« Délicieux » est un beau film, au moins pour trois raisons. Un : les décors, deux : la photographie, sont techniquement et esthétiquement sublimes ; trois : Grégory Gadebois (Pierre Manceron) et Isabelle Carré (Louise) tiennent remarquablement leur rôle.
Voici le synopsis : À l’aube de la Révolution française, Pierre Manceron, cuisinier audacieux mais orgueilleux, est limogé par son maître le duc de Chamfort ! La rencontre d’une femme étonnante, qui souhaite apprendre l’art culinaire à ses côtés, lui redonne confiance en lui et le pousse à s’émanciper de sa condition de domestique pour entreprendre sa propre révolution. Ensemble, ils vont inventer un lieu de plaisir et de partage ouvert à tous : le premier restaurant. Une idée qui leur vaudra clients… et ennemis. (Source : senscritique.com)
Cependant, il y a une gêne et un problème avec la chute.
La gêne prend racine dans un certain parti pris idéologique qui gâche complètement la trame de l’histoire : le passage de la gastronomie privée élitiste à la cuisine populaire . Avoir choisi de l’ancrer dans une lutte des classes, sans même prendre la peine d’en expurger les poncifs et clichés qu’aucun historien digne de ce nom n’accepte encore aujourd’hui, décrédibilise la fiction. Traiter le sujet de façon manichéenne : tous les nobles sont des profiteurs sans foi ni loi, tous les manants sont de doux et justes sujets ; toute la richesse et donc les abus d’un côté, toute la pauvreté et donc l’honnêteté de l’autre, relève d’une déconcertante facilité et d’une coupable mauvaise foi. La guillotine n’a jamais eu raison.

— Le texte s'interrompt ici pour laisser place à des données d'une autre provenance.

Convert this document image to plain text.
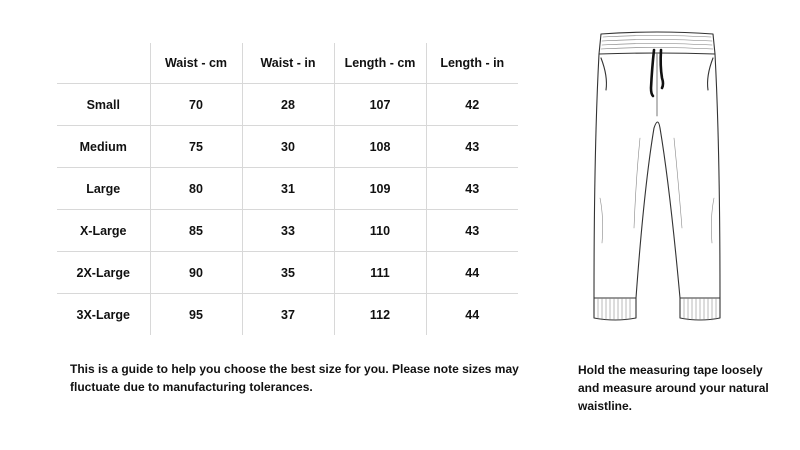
	Waist - cm	Waist - in	Length - cm	Length - in
Small	70	28	107	42
Medium	75	30	108	43
Large	80	31	109	43
X-Large	85	33	110	43
2X-Large	90	35	111	44
3X-Large	95	37	112	44
This is a guide to help you choose the best size for you. Please note sizes may fluctuate due to manufacturing tolerances.
Hold the measuring tape loosely and measure around your natural waistline.
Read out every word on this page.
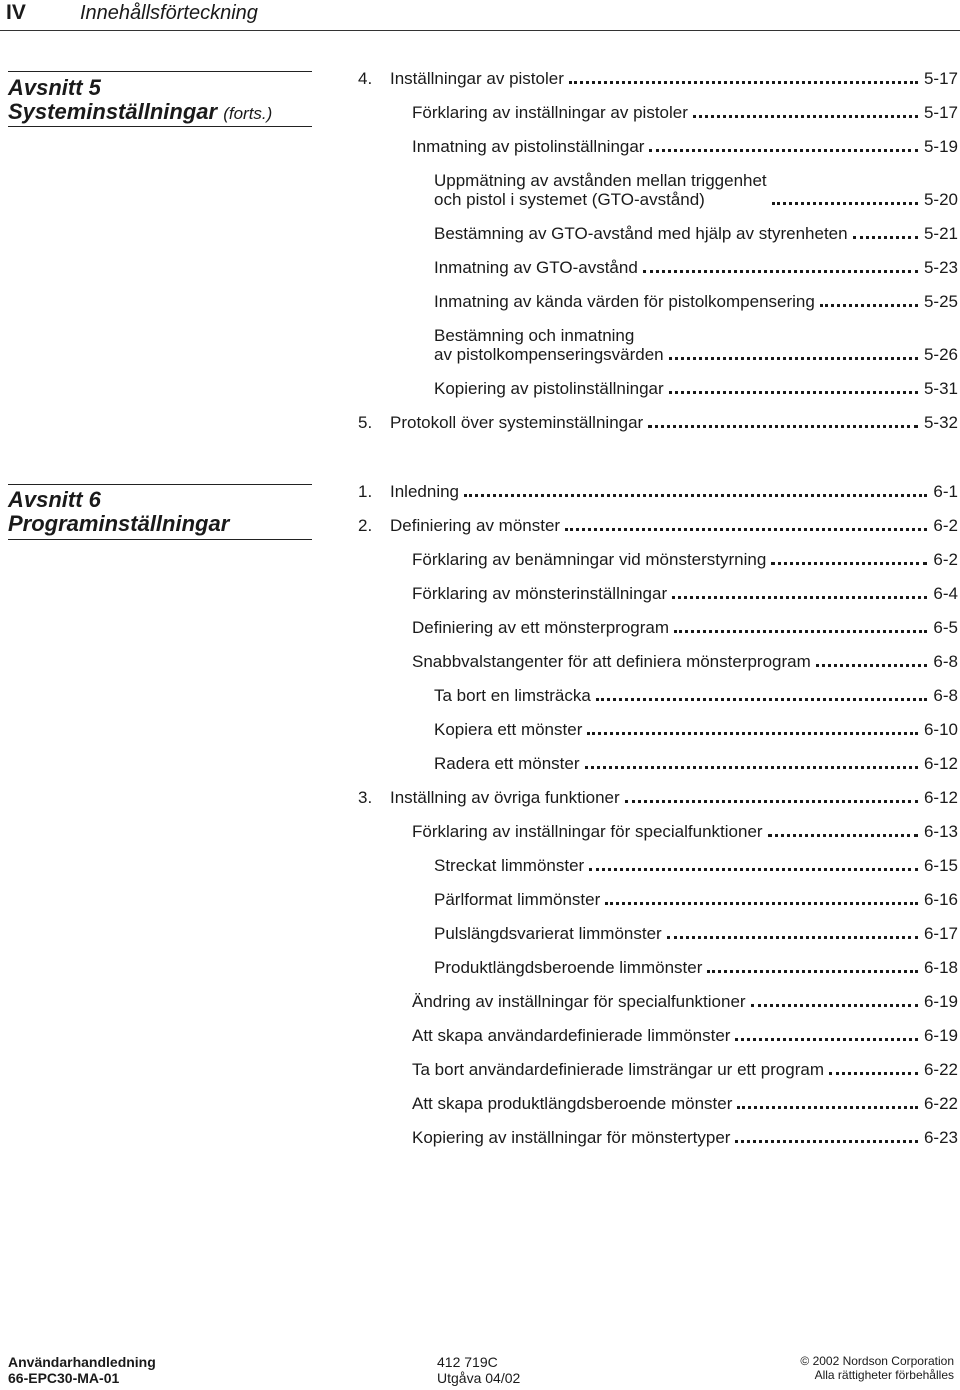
IV	Innehållsförteckning
Avsnitt 5
Systeminställningar (forts.)
4. Inställningar av pistoler	5-17
Förklaring av inställningar av pistoler	5-17
Inmatning av pistolinställningar	5-19
Uppmätning av avstånden mellan triggenhet
och pistol i systemet (GTO-avstånd)	5-20
Bestämning av GTO-avstånd med hjälp av styrenheten	5-21
Inmatning av GTO-avstånd	5-23
Inmatning av kända värden för pistolkompensering	5-25
Bestämning och inmatning
av pistolkompenseringsvärden	5-26
Kopiering av pistolinställningar	5-31
5. Protokoll över systeminställningar	5-32
Avsnitt 6
Programinställningar
1. Inledning	6-1
2. Definiering av mönster	6-2
Förklaring av benämningar vid mönsterstyrning	6-2
Förklaring av mönsterinställningar	6-4
Definiering av ett mönsterprogram	6-5
Snabbvalstangenter för att definiera mönsterprogram	6-8
Ta bort en limsträcka	6-8
Kopiera ett mönster	6-10
Radera ett mönster	6-12
3. Inställning av övriga funktioner	6-12
Förklaring av inställningar för specialfunktioner	6-13
Streckat limmönster	6-15
Pärlformat limmönster	6-16
Pulslängdsvarierat limmönster	6-17
Produktlängdsberoende limmönster	6-18
Ändring av inställningar för specialfunktioner	6-19
Att skapa användardefinierade limmönster	6-19
Ta bort användardefinierade limsträngar ur ett program	6-22
Att skapa produktlängdsberoende mönster	6-22
Kopiering av inställningar för mönstertyper	6-23
Användarhandledning
66-EPC30-MA-01
412 719C
Utgåva 04/02
© 2002 Nordson Corporation
Alla rättigheter förbehålles
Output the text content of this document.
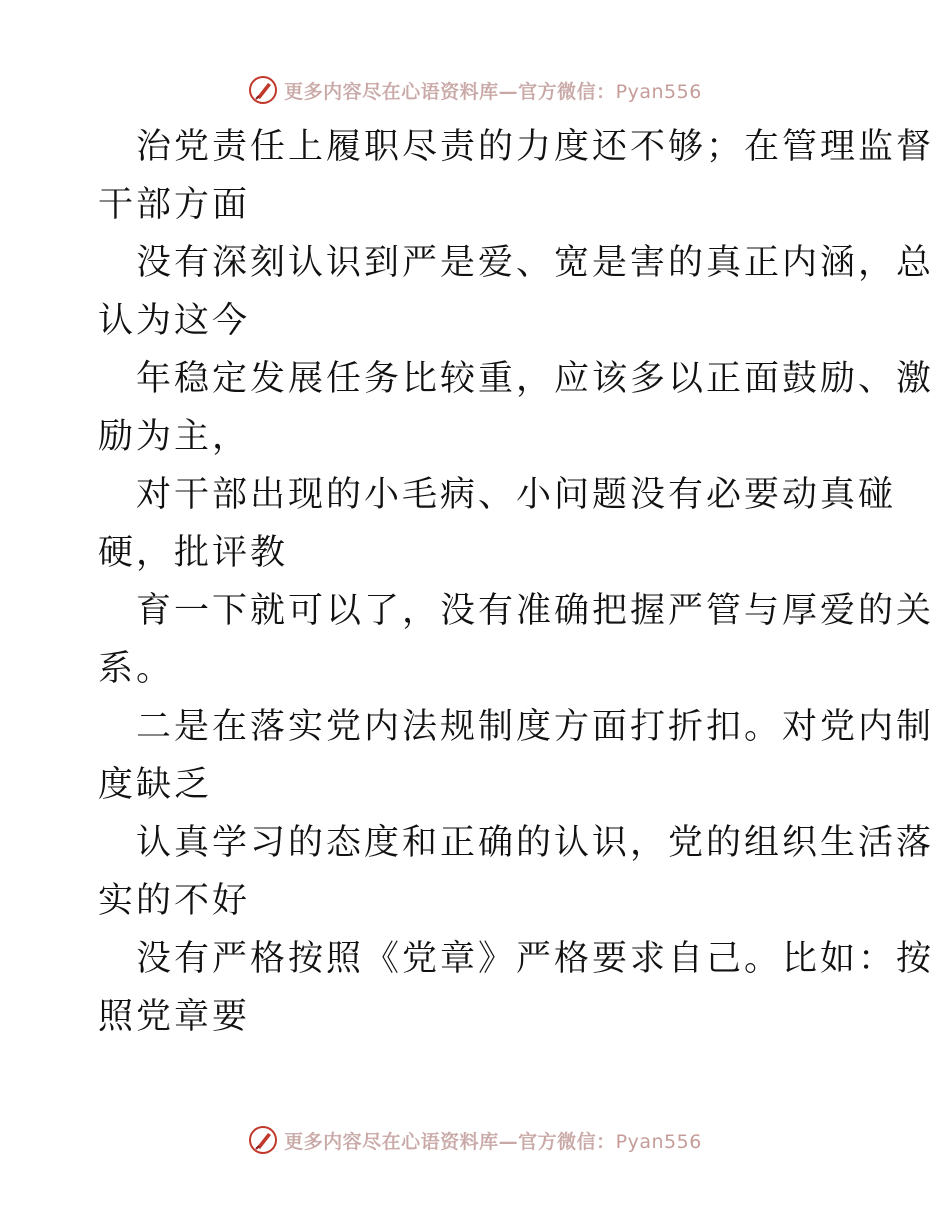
更多内容尽在心语资料库—官方微信：Pyan556
治党责任上履职尽责的力度还不够；在管理监督
干部方面
没有深刻认识到严是爱、宽是害的真正内涵，总
认为这今
年稳定发展任务比较重，应该多以正面鼓励、激
励为主，
对干部出现的小毛病、小问题没有必要动真碰
硬，批评教
育一下就可以了，没有准确把握严管与厚爱的关
系。
二是在落实党内法规制度方面打折扣。对党内制
度缺乏
认真学习的态度和正确的认识，党的组织生活落
实的不好
没有严格按照《党章》严格要求自己。比如：按
照党章要
更多内容尽在心语资料库—官方微信：Pyan556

Ce biais met mal à l’aise au point de nuire à l’appréciation de la qualité des décors : la mise en scène du banquet d’ouverture du film donne l’eau à la bouche ; à la finesse des plans photographiques : la masure qui accueille la suite du scénario est filmée avec une lumière d’une poésie toute campagnarde, digne d’un Latour, complice de l’époque de la bougie ; au jeu de Pierre Maceron et Louise : l’un comme l’autre sont bien honnêtes dans cette affaire de goût, de pétrissage, de noblesse dans le geste, mais les dialogues les desservent souvent.

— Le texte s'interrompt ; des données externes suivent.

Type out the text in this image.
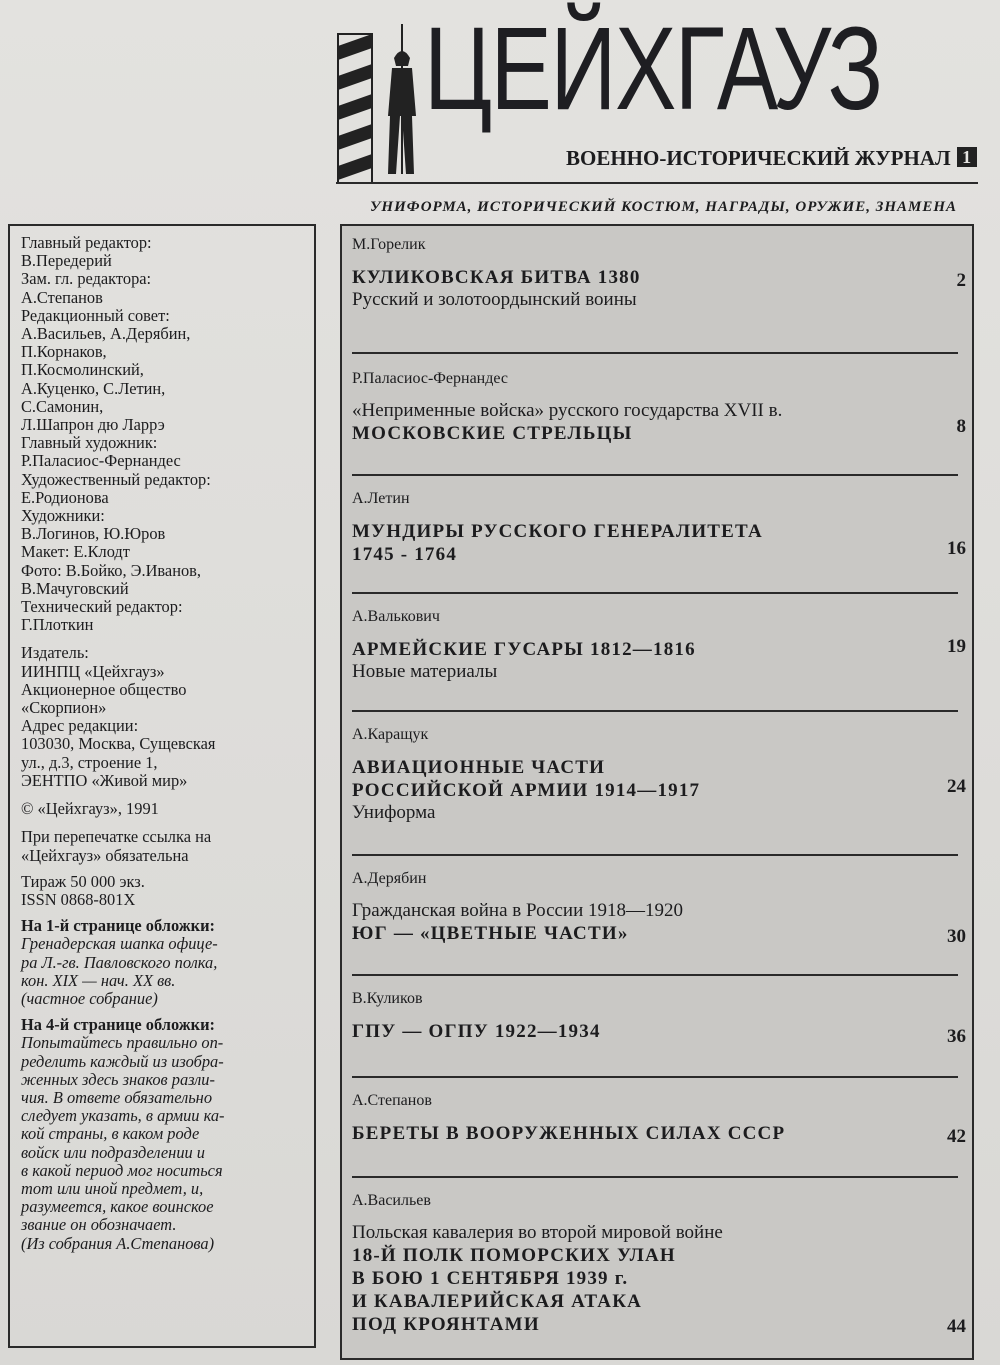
ЦЕЙХГАУЗ
ВОЕННО-ИСТОРИЧЕСКИЙ ЖУРНАЛ 1
УНИФОРМА, ИСТОРИЧЕСКИЙ КОСТЮМ, НАГРАДЫ, ОРУЖИЕ, ЗНАМЕНА

Главный редактор:

В.Передерий

Зам. гл. редактора:

А.Степанов

Редакционный совет:

А.Васильев, А.Дерябин,

П.Корнаков,

П.Космолинский,

А.Куценко, С.Летин,

С.Самонин,

Л.Шапрон дю Ларрэ

Главный художник:

Р.Паласиос-Фернандес

Художественный редактор:

Е.Родионова

Художники:

В.Логинов, Ю.Юров

Макет: Е.Клодт

Фото: В.Бойко, Э.Иванов,

В.Мачуговский

Технический редактор:

Г.Плоткин

Издатель:

ИИНПЦ «Цейхгауз»

Акционерное общество

«Скорпион»

Адрес редакции:

103030, Москва, Сущевская

ул., д.3, строение 1,

ЭЕНТПО «Живой мир»

© «Цейхгауз», 1991

При перепечатке ссылка на

«Цейхгауз» обязательна

Тираж 50 000 экз.

ISSN 0868-801X

На 1-й странице обложки:

Гренадерская шапка офице-

ра Л.-гв. Павловского полка,

кон. XIX — нач. XX вв.

(частное собрание)

На 4-й странице обложки:

Попытайтесь правильно оп-

ределить каждый из изобра-

женных здесь знаков разли-

чия. В ответе обязательно

следует указать, в армии ка-

кой страны, в каком роде

войск или подразделении и

в какой период мог носиться

тот или иной предмет, и,

разумеется, какое воинское

звание он обозначает.

(Из собрания А.Степанова)

М.Горелик
КУЛИКОВСКАЯ БИТВА 1380
Русский и золотоордынский воины
2
Р.Паласиос-Фернандес
«Неприменные войска» русского государства XVII в.
МОСКОВСКИЕ СТРЕЛЬЦЫ	8
А.Летин
МУНДИРЫ РУССКОГО ГЕНЕРАЛИТЕТА
1745 - 1764	16
А.Валькович
АРМЕЙСКИЕ ГУСАРЫ 1812—1816
Новые материалы
19
А.Каращук
АВИАЦИОННЫЕ ЧАСТИ
РОССИЙСКОЙ АРМИИ 1914—1917
Униформа
24
А.Дерябин
Гражданская война в России 1918—1920
ЮГ — «ЦВЕТНЫЕ ЧАСТИ»	30
В.Куликов
ГПУ — ОГПУ 1922—1934	36
А.Степанов
БЕРЕТЫ В ВООРУЖЕННЫХ СИЛАХ СССР	42
А.Васильев
Польская кавалерия во второй мировой войне
18-Й ПОЛК ПОМОРСКИХ УЛАН
В БОЮ 1 СЕНТЯБРЯ 1939 г.
И КАВАЛЕРИЙСКАЯ АТАКА
ПОД КРОЯНТАМИ	44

La chute du film, l’ultime scène, qui intervient, coupe, le générique de fin avec toute la distribution, prend des airs de bêtisier. Pierre Maceron et de Louise, amoureux et complices, s’activent à pétrir du pain, s’ensuit une bataille de farine complètement illusoire. On ne comprend pas ce que la scène vient faire là.
Gêne, biais, artifices superflus : ou comment saccager volontairement un beau travail pour être politiquement correct et amuser la – plus petite – galerie. L’ensemble est délicieux mais les détails sont parfaitement indigestes.